Green tea is well known for it’s pure, sweet and delicious taste in addition to potential health benefits. In Japan, green tea is the beverage of choice whether it’s paired with food, drunk on a subway platform or in connection with the ancient Japanese tea ceremony started during the 15th century. In general, Japan only produces green tea, much of which is consumed internally. Boasting a distinctive fresh green character and appearance, Japanese green tea is processed differently than the Chinese green teas. After the tea is picked, it’s steamed to neutralize oxidation versus the Chinese pan-fired method. As a result the Japanese teas yield an oceanic flavor profile as opposed to a savory or buttery taste often associated with Chinese green tea varietals.

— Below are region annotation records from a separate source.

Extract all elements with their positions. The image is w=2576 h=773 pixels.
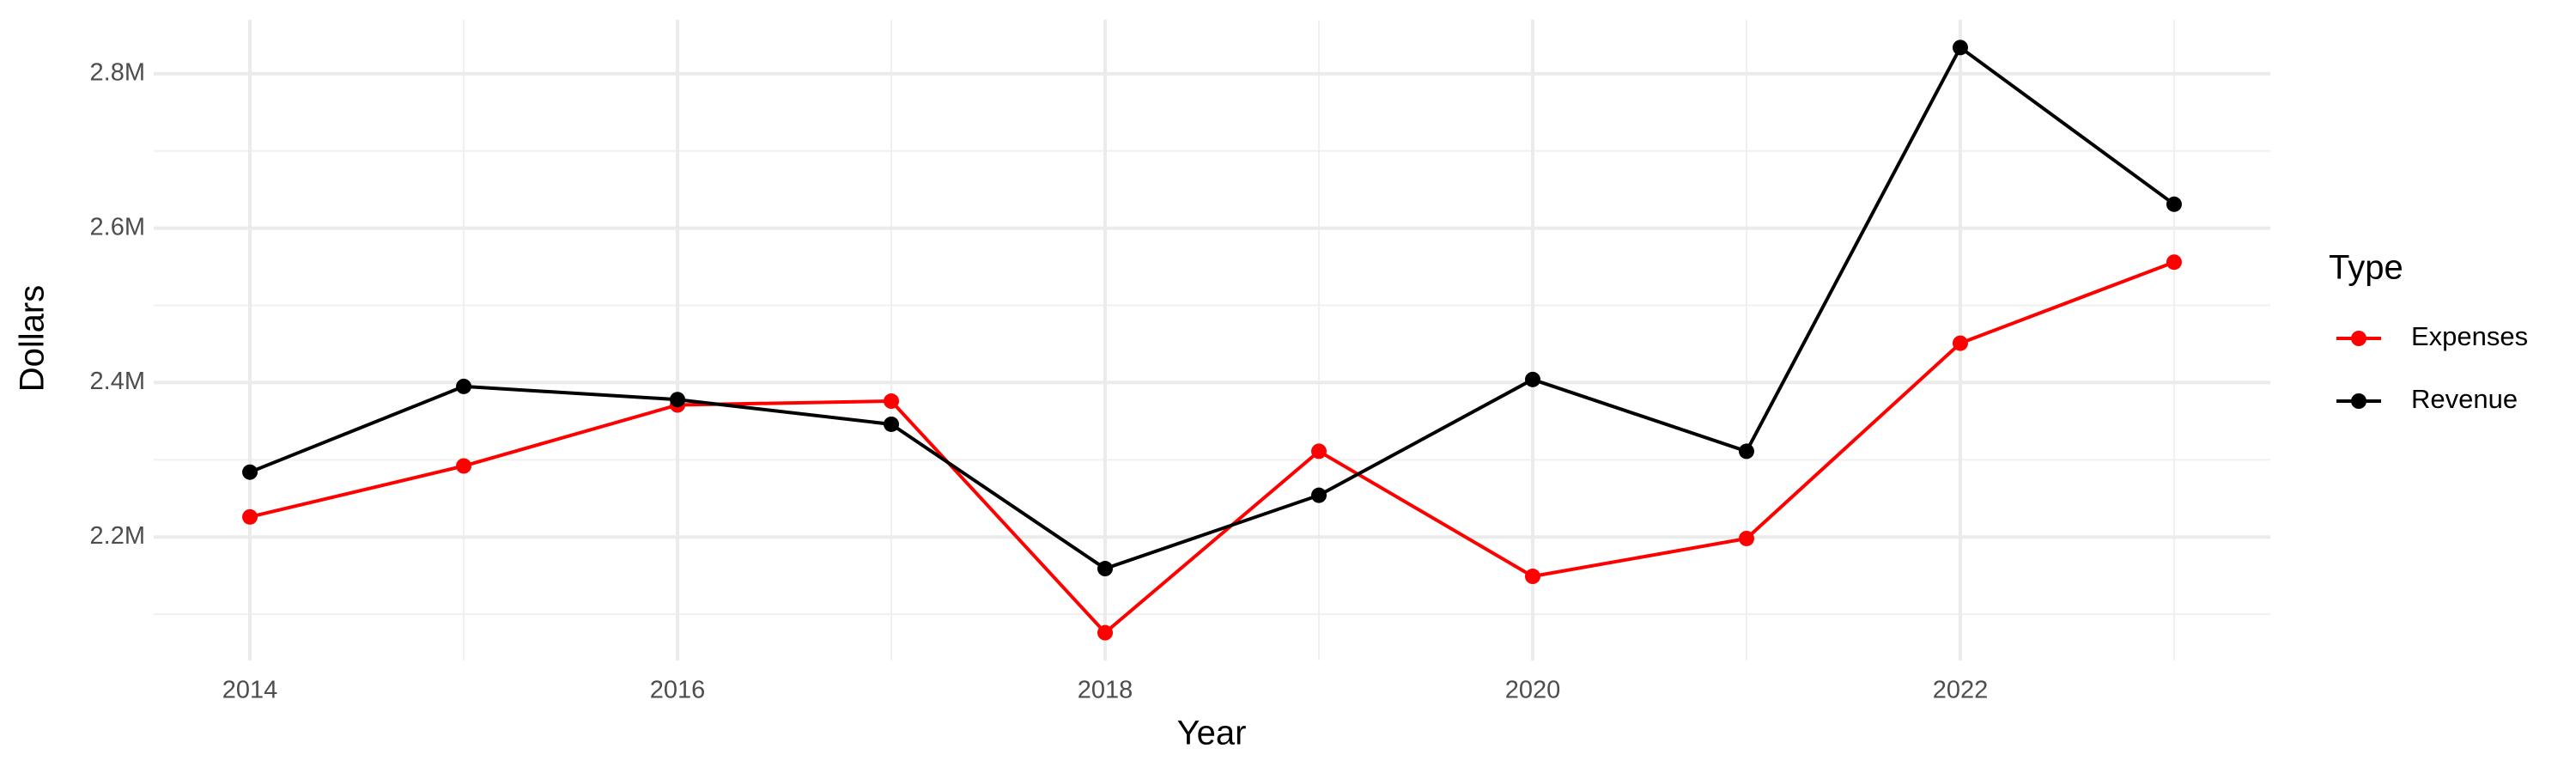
data-point: [1952, 40, 1968, 56]
data-point: [884, 416, 900, 432]
data-point: [2166, 254, 2182, 271]
y-tick-label: 2.2M: [90, 522, 145, 550]
data-point: [1310, 487, 1327, 503]
data-point: [1738, 443, 1754, 460]
x-tick-label: 2018: [1078, 677, 1133, 704]
data-point: [1738, 530, 1754, 546]
data-point: [1524, 371, 1540, 387]
y-tick-label: 2.6M: [90, 213, 145, 240]
x-tick-label: 2014: [222, 677, 278, 704]
x-tick-label: 2016: [650, 677, 706, 704]
legend-title: Type: [2329, 249, 2403, 287]
legend-key-point: [2351, 393, 2366, 409]
y-tick-label: 2.4M: [90, 368, 145, 395]
data-point: [242, 508, 258, 525]
data-point: [1952, 335, 1968, 351]
data-point: [242, 464, 258, 480]
series-line: [249, 45, 2176, 571]
data-point: [1310, 443, 1327, 460]
legend-label: Expenses: [2411, 321, 2528, 351]
series-line: [249, 260, 2175, 636]
x-tick-label: 2020: [1505, 677, 1561, 704]
legend-key-point: [2351, 331, 2366, 346]
data-point: [456, 458, 472, 474]
data-point: [1097, 561, 1114, 577]
data-point: [2166, 196, 2182, 212]
data-point: [1524, 569, 1540, 585]
data-point: [1097, 624, 1114, 641]
data-point: [456, 378, 472, 394]
data-point: [670, 392, 686, 408]
legend-label: Revenue: [2411, 384, 2518, 414]
data-point: [884, 393, 900, 410]
y-axis-title: Dollars: [14, 285, 52, 392]
x-tick-label: 2022: [1933, 677, 1989, 704]
x-axis-title: Year: [1177, 715, 1247, 752]
y-tick-label: 2.8M: [90, 59, 145, 87]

The quality and price of Japanese green tea will vary depending upon the quality of leaves and the manner in which they are processed. A natural sweetness, oceanic-like taste is characteristic of high quality Japanese teas, as noted above. The Shizuoka Prefecture, located south of Tokyo, produces a large precentage of Japan’s green tea overall. Other areas well known for high quality green teas include Kagoshima, Uji (close to Kyoto) and the Kyoto Prefectures. Uji, in particular, is known for producing some of the finest green teas in Japan.
It’s interesting to note that Japan harvests most of its tea mechanically, and traditional hand plucking is reserved for smaller lots of artisan crafted teas. A variety of technologies are used to harvest the tea ranging from large tractors with mowers to small gas powered hedge-like trimmers. Even though picking may be mechanical the equipment is sophisticated and specialized to ensure consistency and precision of the harvesting process.

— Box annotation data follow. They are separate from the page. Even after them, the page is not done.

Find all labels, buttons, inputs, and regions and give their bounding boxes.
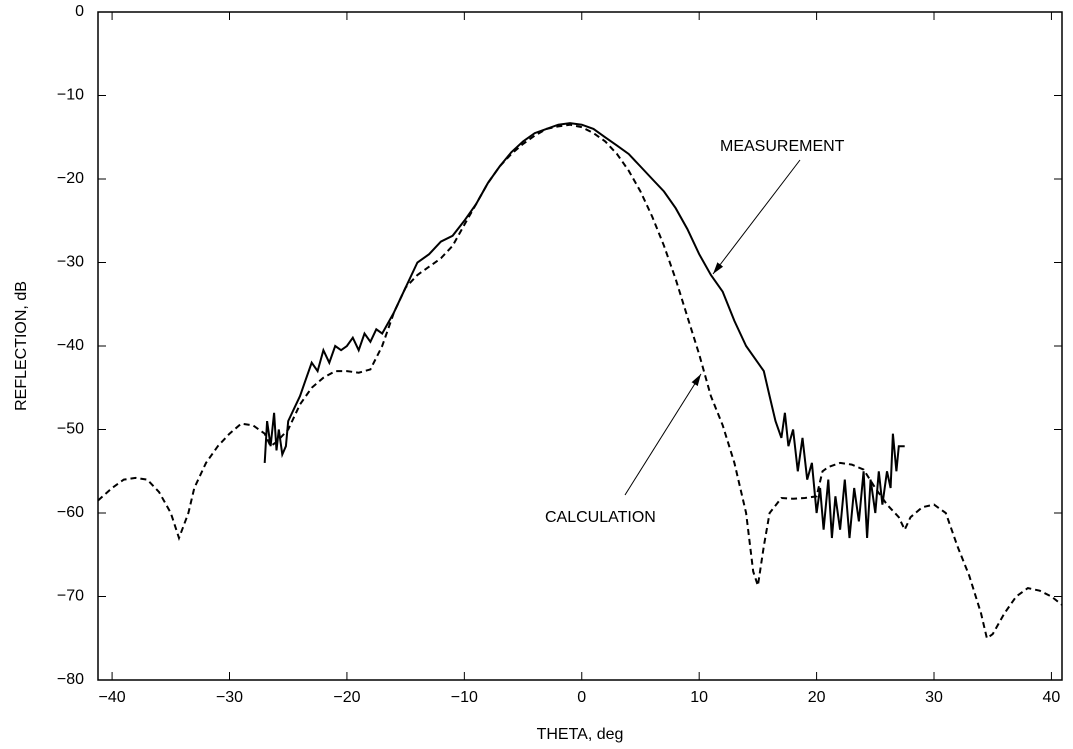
x-tick-label: 40 [1043,689,1061,706]
x-tick-label: 30 [925,689,943,706]
annotation-arrow [712,159,801,275]
data-line [263,122,905,539]
x-tick-label: −20 [333,689,360,706]
annotation-arrow [624,373,702,496]
x-tick-label: −30 [216,689,243,706]
y-axis-label: REFLECTION, dB [13,281,30,411]
y-tick-label: −60 [57,504,84,521]
x-axis-label: THETA, deg [537,726,624,743]
y-tick-label: −10 [57,87,84,104]
x-tick-label: −40 [99,689,126,706]
y-tick-label: 0 [75,3,84,20]
y-tick-label: −30 [57,254,84,271]
data-line [97,123,1063,640]
x-tick-label: 10 [690,689,708,706]
annotation: CALCULATION [545,509,656,526]
y-tick-label: −20 [57,170,84,187]
y-tick-label: −50 [57,421,84,438]
annotation: MEASUREMENT [720,138,845,155]
x-tick-label: 20 [808,689,826,706]
plot-frame [97,11,1063,681]
x-tick-label: −10 [451,689,478,706]
x-tick-label: 0 [577,689,586,706]
y-tick-label: −70 [57,588,84,605]
y-tick-label: −80 [57,671,84,688]
y-tick-label: −40 [57,337,84,354]
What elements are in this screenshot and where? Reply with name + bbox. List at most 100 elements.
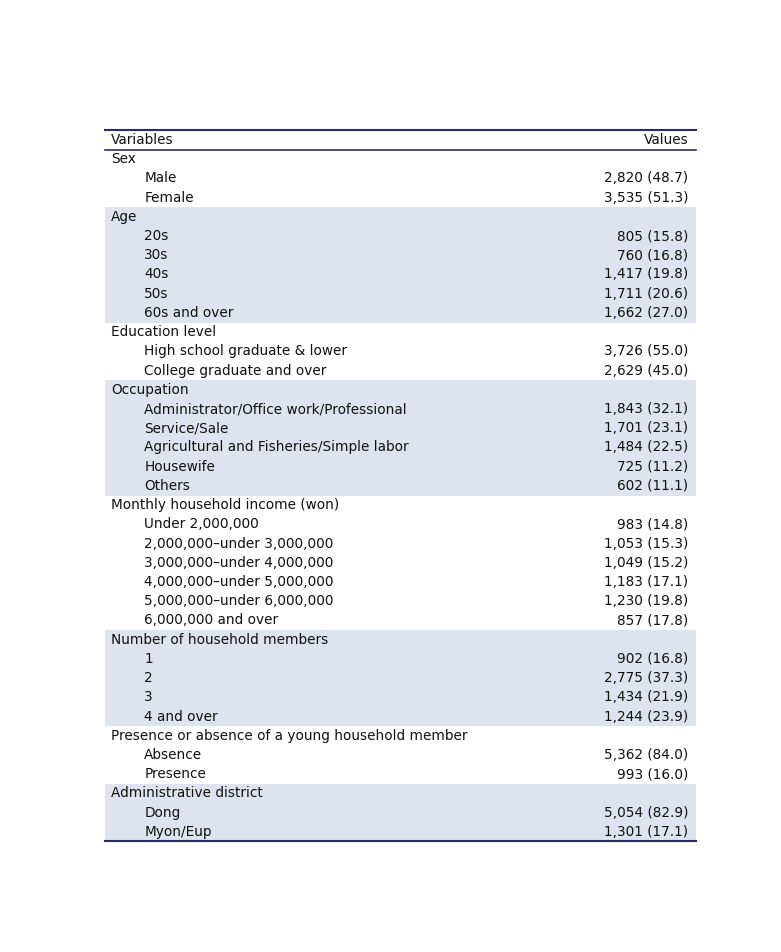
- Text: 1,434 (21.9): 1,434 (21.9): [604, 690, 688, 704]
- Bar: [105, 803, 696, 823]
- Bar: [105, 438, 696, 457]
- Bar: [105, 630, 696, 649]
- Text: 1,183 (17.1): 1,183 (17.1): [604, 575, 688, 589]
- Text: 1,484 (22.5): 1,484 (22.5): [604, 441, 688, 454]
- Text: 60s and over: 60s and over: [144, 306, 234, 320]
- Text: Myon/Eup: Myon/Eup: [144, 824, 212, 839]
- Text: Female: Female: [144, 190, 194, 205]
- Text: Variables: Variables: [111, 133, 173, 147]
- Text: 805 (15.8): 805 (15.8): [617, 229, 688, 243]
- Text: 4 and over: 4 and over: [144, 709, 218, 724]
- Bar: [105, 342, 696, 361]
- Bar: [105, 149, 696, 169]
- Bar: [105, 380, 696, 400]
- Text: 5,000,000–under 6,000,000: 5,000,000–under 6,000,000: [144, 594, 333, 608]
- Text: 3,726 (55.0): 3,726 (55.0): [604, 345, 688, 358]
- Bar: [105, 304, 696, 323]
- Bar: [105, 649, 696, 668]
- Text: 30s: 30s: [144, 248, 169, 263]
- Text: 725 (11.2): 725 (11.2): [617, 460, 688, 474]
- Text: 20s: 20s: [144, 229, 169, 243]
- Text: 1,244 (23.9): 1,244 (23.9): [604, 709, 688, 724]
- Text: Administrative district: Administrative district: [111, 786, 262, 801]
- Bar: [105, 323, 696, 342]
- Text: 760 (16.8): 760 (16.8): [617, 248, 688, 263]
- Bar: [105, 783, 696, 803]
- Text: Male: Male: [144, 171, 177, 186]
- Text: 2,820 (48.7): 2,820 (48.7): [604, 171, 688, 186]
- Text: 3,535 (51.3): 3,535 (51.3): [604, 190, 688, 205]
- Bar: [105, 169, 696, 188]
- Text: 1,301 (17.1): 1,301 (17.1): [604, 824, 688, 839]
- Bar: [105, 726, 696, 745]
- Text: 1: 1: [144, 652, 153, 665]
- Text: 5,362 (84.0): 5,362 (84.0): [604, 748, 688, 762]
- Bar: [105, 687, 696, 707]
- Bar: [105, 572, 696, 591]
- Text: Absence: Absence: [144, 748, 202, 762]
- Text: Administrator/Office work/Professional: Administrator/Office work/Professional: [144, 402, 407, 416]
- Text: 1,230 (19.8): 1,230 (19.8): [604, 594, 688, 608]
- Text: Others: Others: [144, 479, 190, 493]
- Bar: [105, 823, 696, 842]
- Text: 3,000,000–under 4,000,000: 3,000,000–under 4,000,000: [144, 556, 333, 569]
- Text: Presence: Presence: [144, 767, 206, 782]
- Text: 1,843 (32.1): 1,843 (32.1): [604, 402, 688, 416]
- Text: Values: Values: [644, 133, 688, 147]
- Bar: [105, 188, 696, 208]
- Text: 857 (17.8): 857 (17.8): [617, 613, 688, 627]
- Text: 4,000,000–under 5,000,000: 4,000,000–under 5,000,000: [144, 575, 333, 589]
- Bar: [105, 246, 696, 265]
- Text: Occupation: Occupation: [111, 383, 188, 397]
- Bar: [105, 534, 696, 553]
- Text: 983 (14.8): 983 (14.8): [617, 517, 688, 531]
- Text: 993 (16.0): 993 (16.0): [617, 767, 688, 782]
- Bar: [105, 361, 696, 380]
- Text: 6,000,000 and over: 6,000,000 and over: [144, 613, 278, 627]
- Text: 1,049 (15.2): 1,049 (15.2): [604, 556, 688, 569]
- Bar: [105, 419, 696, 438]
- Text: College graduate and over: College graduate and over: [144, 364, 326, 378]
- Bar: [105, 457, 696, 476]
- Bar: [105, 400, 696, 419]
- Text: Education level: Education level: [111, 326, 216, 339]
- Text: 3: 3: [144, 690, 153, 704]
- Text: 1,662 (27.0): 1,662 (27.0): [604, 306, 688, 320]
- Bar: [105, 265, 696, 284]
- Text: 1,417 (19.8): 1,417 (19.8): [604, 268, 688, 282]
- Text: 2,775 (37.3): 2,775 (37.3): [604, 671, 688, 685]
- Bar: [105, 227, 696, 246]
- Bar: [105, 515, 696, 534]
- Text: Dong: Dong: [144, 805, 180, 820]
- Bar: [105, 476, 696, 495]
- Bar: [105, 284, 696, 304]
- Text: High school graduate & lower: High school graduate & lower: [144, 345, 348, 358]
- Text: Number of household members: Number of household members: [111, 633, 328, 646]
- Text: Agricultural and Fisheries/Simple labor: Agricultural and Fisheries/Simple labor: [144, 441, 409, 454]
- Text: 902 (16.8): 902 (16.8): [617, 652, 688, 665]
- Text: Housewife: Housewife: [144, 460, 215, 474]
- Bar: [105, 611, 696, 630]
- Text: Under 2,000,000: Under 2,000,000: [144, 517, 259, 531]
- Text: 2,000,000–under 3,000,000: 2,000,000–under 3,000,000: [144, 537, 333, 550]
- Text: Monthly household income (won): Monthly household income (won): [111, 498, 339, 512]
- Bar: [105, 745, 696, 764]
- Text: 1,053 (15.3): 1,053 (15.3): [604, 537, 688, 550]
- Text: Age: Age: [111, 209, 137, 224]
- Text: 1,701 (23.1): 1,701 (23.1): [604, 421, 688, 435]
- Bar: [105, 208, 696, 227]
- Bar: [105, 591, 696, 611]
- Text: 40s: 40s: [144, 268, 169, 282]
- Text: Sex: Sex: [111, 152, 136, 167]
- Text: 5,054 (82.9): 5,054 (82.9): [604, 805, 688, 820]
- Text: Service/Sale: Service/Sale: [144, 421, 229, 435]
- Text: 1,711 (20.6): 1,711 (20.6): [604, 287, 688, 301]
- Bar: [105, 668, 696, 687]
- Bar: [105, 495, 696, 515]
- Bar: [105, 130, 696, 149]
- Bar: [105, 553, 696, 572]
- Text: 602 (11.1): 602 (11.1): [617, 479, 688, 493]
- Text: Presence or absence of a young household member: Presence or absence of a young household…: [111, 728, 468, 743]
- Text: 2,629 (45.0): 2,629 (45.0): [604, 364, 688, 378]
- Text: 50s: 50s: [144, 287, 169, 301]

Many types of Japanese green tea exist, but they are usually grouped into four growing categories that include Sencha, Bancha, Gyokuro and Matcha. Below is an overview of some of these teas and variations.
Sencha: Sencha is a popular, every day green tea enjoyed in Japan. Developed in the 18th century, Sencha teas are grown in the sun versus some other Japanese teas like Gyokuro grown in the shade. It has an aroma like freshly cut grass and taste reminiscent of sweet, seaweed or spring greens.
Fukumushi Sencha: Fukumushi Sencha is steamed longer than regular Sencha. The longer steaming process creates a richer and sweeter taste profile. The infused tea yields a full-bodied liquor with very little astringency.
Bancha: Bancha tea is harvested late in the season and is often considered a lower grade than Sencha. To produce the tea, larger leaves are used further down the tea plant versus the younger and sweeter buds at the top. It is a mild and mellow tea with toasty notes that is low in caffeine. Bancha pairs well with food.
Genmaicha: Genmaicha (Mighty Leaf calls it’s Genmaicha Kyoto Rice) combines sencha or bancha green tea with roasted brown rice. Sometimes it’s called “popcorn” tea because the rice grains can pop during the roasting process and look like popcorn. Originally created by Zen monks hundreds of years ago, it was also drunk by poor Japanese who used the rice as a filler for the more expensive green tea. However, Genmaicha is now a popular, every day green tea in Japan known for its toasty aroma and rich flavor. You can also find Genmaicha blends with Matcha green tea powder added as well.
Gyokuro: Referred to as “precious jade dew” because of a unique blue color and naturally sweet flavor, Gyokuro is Japan’s most highy prized green tea. Grown in the shade from 20-40 days before its picked, the tea develops a sweet and vegetal flavor with a full bodied mouth feel. The reduced sunlight cuts down on the formation of tannins which create a more astringent taste and also reduces the amount of photosynthesis that occurs resulting in increased amino acids, chlorophyll and caffeine.
Hojicha: A classic green tea, Hojicha is made with roasted bancha leaves and stems from the late harvests in autumn and winter. Yielding a nutty brew Hojicha contains less caffeine than other green teas.
Karigane Kukicha: Made from stems and stalks that remain after making Gyokuro green tea, Karigane Kukicha is also referred to as a twig tea. This traditiona style of tea yields a sweet and delicate cup.
Matcha: Made from premium Gyokuro tea leaves, Matcha is powered green tea commonly used in the traditional Japanese tea ceremony or the “Cha No Yu”. It contains a highly concentrated amount of green tea antioxidants, vitamins, minerals, chorophyll and the L-theanine amino acids. Matcha is unique in that the entire tea leaf is consumed versus being steeped like other teas.